A professional storyteller since 1976, Doug has performed and led workshops on three continents and led many online courses and webinars. His ongoing search for effective ways to teach the transformative power of storytelling has led to projects such as a new paradigm for coaching storytellers, an exploration of the seldom-noticed Hidden Storytelling Skills, and the pursuit of ways that storytelling and related arts can allow our true humanity to blossom.

The TLA Network exists to support and promote individuals and organizations that use the spoken, written, or sung word as a tool for personal and community transformation.

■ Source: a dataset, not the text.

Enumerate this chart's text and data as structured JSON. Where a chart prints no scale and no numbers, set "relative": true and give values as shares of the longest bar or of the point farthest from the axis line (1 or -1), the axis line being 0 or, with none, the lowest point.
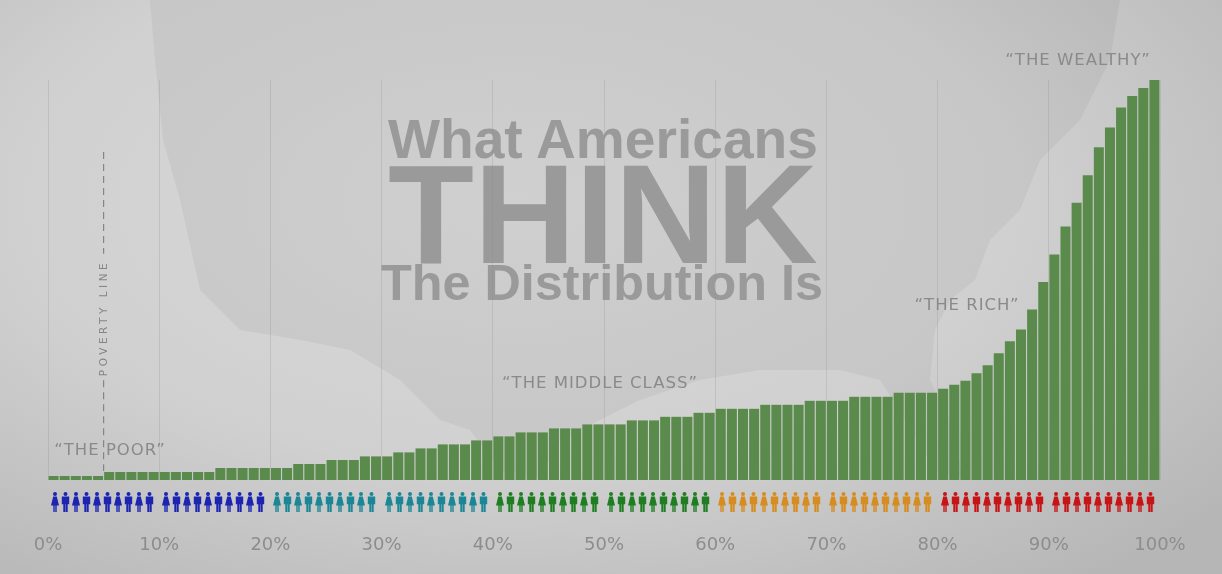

The Transformative Language Arts Network (TLAN) is committed to diversity, equity and inclusion in our offerings, organization, and aspirations. Words have the power to question, subvert, and transform limiting cultural narratives as well as reinforce entrenched stories and stereotypes. The TLA Network wants to make clear that we celebrate and uplift conversations across identity and difference, whether rooted in race, religion, social class, ethnicity, disability, health, gender, sexual orientation, age, military service, and other identities. In the past we have responded to a lack of diversity by actively recruiting underrepresented groups to: present and keynote at the Power of Words conference; serve on the TLAN board; teach classes; and contribute to our publications. We will continue to look at ways to incorporate greater access and representation in all of our projects, not just through the power of words but through the specifics of our practices.